La peinture, que la peinture, la peinture qui absorbe tout, qui enfouit le motif dans ses entrailles, dans sa chair de pigments, dans sa pâte, dans ses creux et ses reliefs. « Tout ce que j’ai essayé en peinture c’est d’arriver […] à une espèce d’absence presque, pour que la peinture soit totalement elle-même », affirme Eugène Leroy en 1979.
La grande rétrospective que le musée d’art moderne de Paris lui consacre montre un artiste en proie à ses obsessions, à ses batailles, reprenant ses thèmes inlassablement. « Dans mon atelier, je vais d’une toile à l’autre, je les abandonne, je les reprends. Souvent, elles me réservent des surprises : ce que j’avais trouvé très mauvais me semble justement très intéressant quelques années plus tard », dit-il encore.

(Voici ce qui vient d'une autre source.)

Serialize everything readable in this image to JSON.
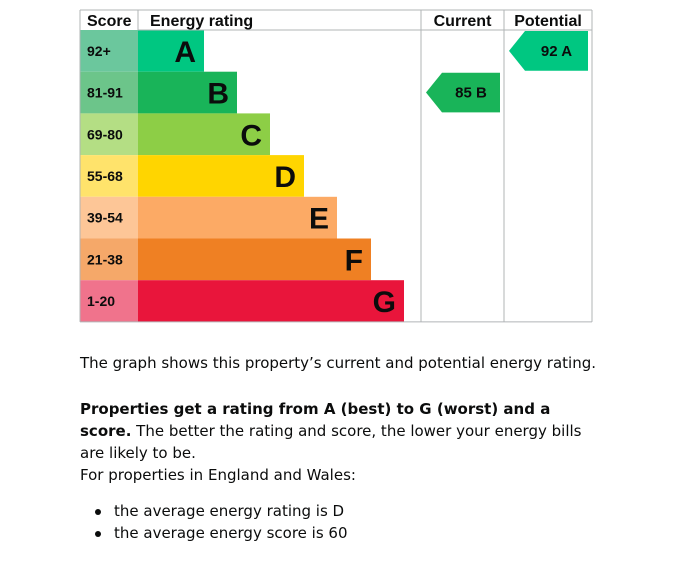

L’exposition est construite par séries, réunissant par exemple ses arbres, ses fleurs, ses poissons, ses marines et paysages, ses réinterprétations de chefs-d’œuvre de la peinture aussi. Dans ses compositions qui peuvent au premier abord apparaître abstraites, le sujet est toujours présent, au centre du tableau même si on ne le distingue plus qu’à peine, qu’on le devine sous les peints et les repeints, sous la touche renouvelée encore et encore de l’artiste. Chez lui, le combat de la figuration face à l’abstraction n’a plus de sens parce qu’au fond, c’est la peinture qui gagne, qui engloutit tout dans sa force possessive, dans une forme de peinture pure que tant d’artistes ont cherché à atteindre avant lui, mais qu’il a réussi à mener à sa plus radicale expression. Si Eugène Leroy est si important, c’est aussi parce qu’il apporte sa pierre à la grande bataille qui a enflammé l’histoire de l’art, celle des partisans du dessin face aux défenseurs de la couleur. Dans ce sens, il n’est pas étonnant que l’artiste se soit penché sur Le concert champêtre hier donné à Giorgione mais aujourd’hui plus couramment attribué à Titien, peintre de la couleur. Les maîtres anciens ont d’ailleurs toujours eu une place particulière dans l’œuvre d’Eugène Leroy et l’exposition en rend compte, avec des œuvres telles que D’après la Ronde de nuit (1990), D’après Jérôme Bosch (La Tentation) (1989-1990), Nativité d’après Van der Goes (1953) ou la plus ancienne La Parabole des aveugles (1943), tableau conservé à La Piscine - Musée d’art et d’industrie André Diligent, à Roubaix. Le peintre reste aussi attaché aux genres traditionnels de la peinture, avec des séries de portraits ou de nus, dans lesquels les corps blancs se confondent avec les fonds, compositions où l’on devine ici un bras, là une chevelure, plus loin un pubis…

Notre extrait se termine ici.